METHODS: Paired uterine fluid and endometrial biopsies were collected during WOI from women with IRSM (n = 24) and healthy women with azoospermic male partners as controls (n = 15). NMR metabolomics was used to identify the dysregulated metabolites in uterine fluid of IRSM women. Additionally, proteins and glucose transporters were investigated in the endometrial tissue using immunohistochemistry (IHC) and western blotting.
RESULTS: Uterine fluid metabolomics indicated eleven metabolites to be significantly downregulated in IRSM. While expression levels of PI3K (p85), PI3K (p110), p-Akt (Thr308), p-Akt (Ser473), GLUT3 and GLUT4 were significantly downregulated in endometrial tissue of these women, p-IKK α/β (Ser176/180) and p-NFkBp65 (Ser536) were significantly increased.
CONCLUSIONS: Our findings suggest that dysregulation of PI3K/Akt pathway in the uterine microenvironment could be a likely cause of endometrial dysfunction, thereby affecting implantation. Further studies on the downstream effects of the Akt signaling pathway in-vitro for improved understanding of the Akt-mediated cellular responses in IRSM is, therefore, warranted.

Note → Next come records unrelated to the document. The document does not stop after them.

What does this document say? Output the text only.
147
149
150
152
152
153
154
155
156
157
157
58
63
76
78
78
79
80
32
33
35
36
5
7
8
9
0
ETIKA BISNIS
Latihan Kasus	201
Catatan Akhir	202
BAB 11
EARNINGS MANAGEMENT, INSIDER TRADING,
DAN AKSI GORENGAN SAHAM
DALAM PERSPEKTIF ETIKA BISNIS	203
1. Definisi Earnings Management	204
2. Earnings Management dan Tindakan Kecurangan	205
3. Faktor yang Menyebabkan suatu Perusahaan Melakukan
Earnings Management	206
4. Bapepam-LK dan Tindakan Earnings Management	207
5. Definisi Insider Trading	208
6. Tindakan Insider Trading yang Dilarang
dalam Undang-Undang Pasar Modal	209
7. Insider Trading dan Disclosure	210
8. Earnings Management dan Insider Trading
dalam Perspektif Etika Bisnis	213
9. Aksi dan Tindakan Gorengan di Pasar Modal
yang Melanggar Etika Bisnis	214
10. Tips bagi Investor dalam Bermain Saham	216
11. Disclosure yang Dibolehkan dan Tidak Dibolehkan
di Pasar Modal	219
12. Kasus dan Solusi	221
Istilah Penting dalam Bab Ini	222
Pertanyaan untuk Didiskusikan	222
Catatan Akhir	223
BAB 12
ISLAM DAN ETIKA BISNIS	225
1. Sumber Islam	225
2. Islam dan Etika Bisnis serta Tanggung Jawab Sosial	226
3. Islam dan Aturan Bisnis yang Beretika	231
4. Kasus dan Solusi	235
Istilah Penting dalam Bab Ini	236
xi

METHODS: Paired uterine fluid and endometrial biopsies were collected during WOI from women with IRSM (n = 24) and healthy women with azoospermic male partners as controls (n = 15). NMR metabolomics was used to identify the dysregulated metabolites in uterine fluid of IRSM women. Additionally, proteins and glucose transporters were investigated in the endometrial tissue using immunohistochemistry (IHC) and western blotting.
RESULTS: Uterine fluid metabolomics indicated eleven metabolites to be significantly downregulated in IRSM. While expression levels of PI3K (p85), PI3K (p110), p-Akt (Thr308), p-Akt (Ser473), GLUT3 and GLUT4 were significantly downregulated in endometrial tissue of these women, p-IKK α/β (Ser176/180) and p-NFkBp65 (Ser536) were significantly increased.
CONCLUSIONS: Our findings suggest that dysregulation of PI3K/Akt pathway in the uterine microenvironment could be a likely cause of endometrial dysfunction, thereby affecting implantation. Further studies on the downstream effects of the Akt signaling pathway in-vitro for improved understanding of the Akt-mediated cellular responses in IRSM is, therefore, warranted.
摘要:
背景:本研究旨在确定植入窗口(WOI)期间特发性复发性自发性流产(IRSM)女性子宫液中的代谢组学特征。此外,评估了子宫内膜组织中葡萄糖转运蛋白GLUT3和GLUT4以及PI3K-Akt信号通路的蛋白质。
方法:在WOI期间从患有IRSM的女性(n=24)和以无精子症男性伴侣为对照的健康女性(n=15)收集配对的子宫液和子宫内膜活检。NMR代谢组学用于鉴定IRSM妇女子宫液中失调的代谢产物。此外,使用免疫组织化学(IHC)和蛋白质印迹法检测子宫内膜组织中的蛋白质和葡萄糖转运蛋白.
结果:子宫液代谢组学显示11种代谢产物在IRSM中显著下调。虽然PI3K(p85)的表达水平,PI3K(p110),p-Akt(Thr308),p-Akt(Ser473),GLUT3和GLUT4在这些妇女的子宫内膜组织中显著下调,p-IKKα/β(Ser176/180)和p-NFkBp65(Ser536)显著升高。
结论:我们的研究结果表明,子宫微环境中PI3K/Akt通路的失调可能是子宫内膜功能障碍的一个可能原因。从而影响植入。进一步研究Akt信号通路在体外的下游作用,以提高对Akt介导的细胞反应在IRSM中的理解,因此,保证。
方法:在WOI期间从患有IRSM的女性(n=24)和以无精子症男性伴侣为对照的健康女性(n=15)收集配对的子宫液和子宫内膜活检。NMR代谢组学用于鉴定IRSM妇女子宫液中失调的代谢产物。此外,使用免疫组织化学(IHC)和蛋白质印迹法检测子宫内膜组织中的蛋白质和葡萄糖转运蛋白.
结果:子宫液代谢组学显示11种代谢产物在IRSM中显著下调。虽然PI3K(p85)的表达水平,PI3K(p110),p-Akt(Thr308),p-Akt(Ser473),GLUT3和GLUT4在这些妇女的子宫内膜组织中显著下调,p-IKKα/β(Ser176/180)和p-NFkBp65(Ser536)显著升高。
结论:我们的研究结果表明,子宫微环境中PI3K/Akt通路的失调可能是子宫内膜功能障碍的一个可能原因。从而影响植入。进一步研究Akt信号通路在体外的下游作用,以提高对Akt介导的细胞反应在IRSM中的理解,因此,保证。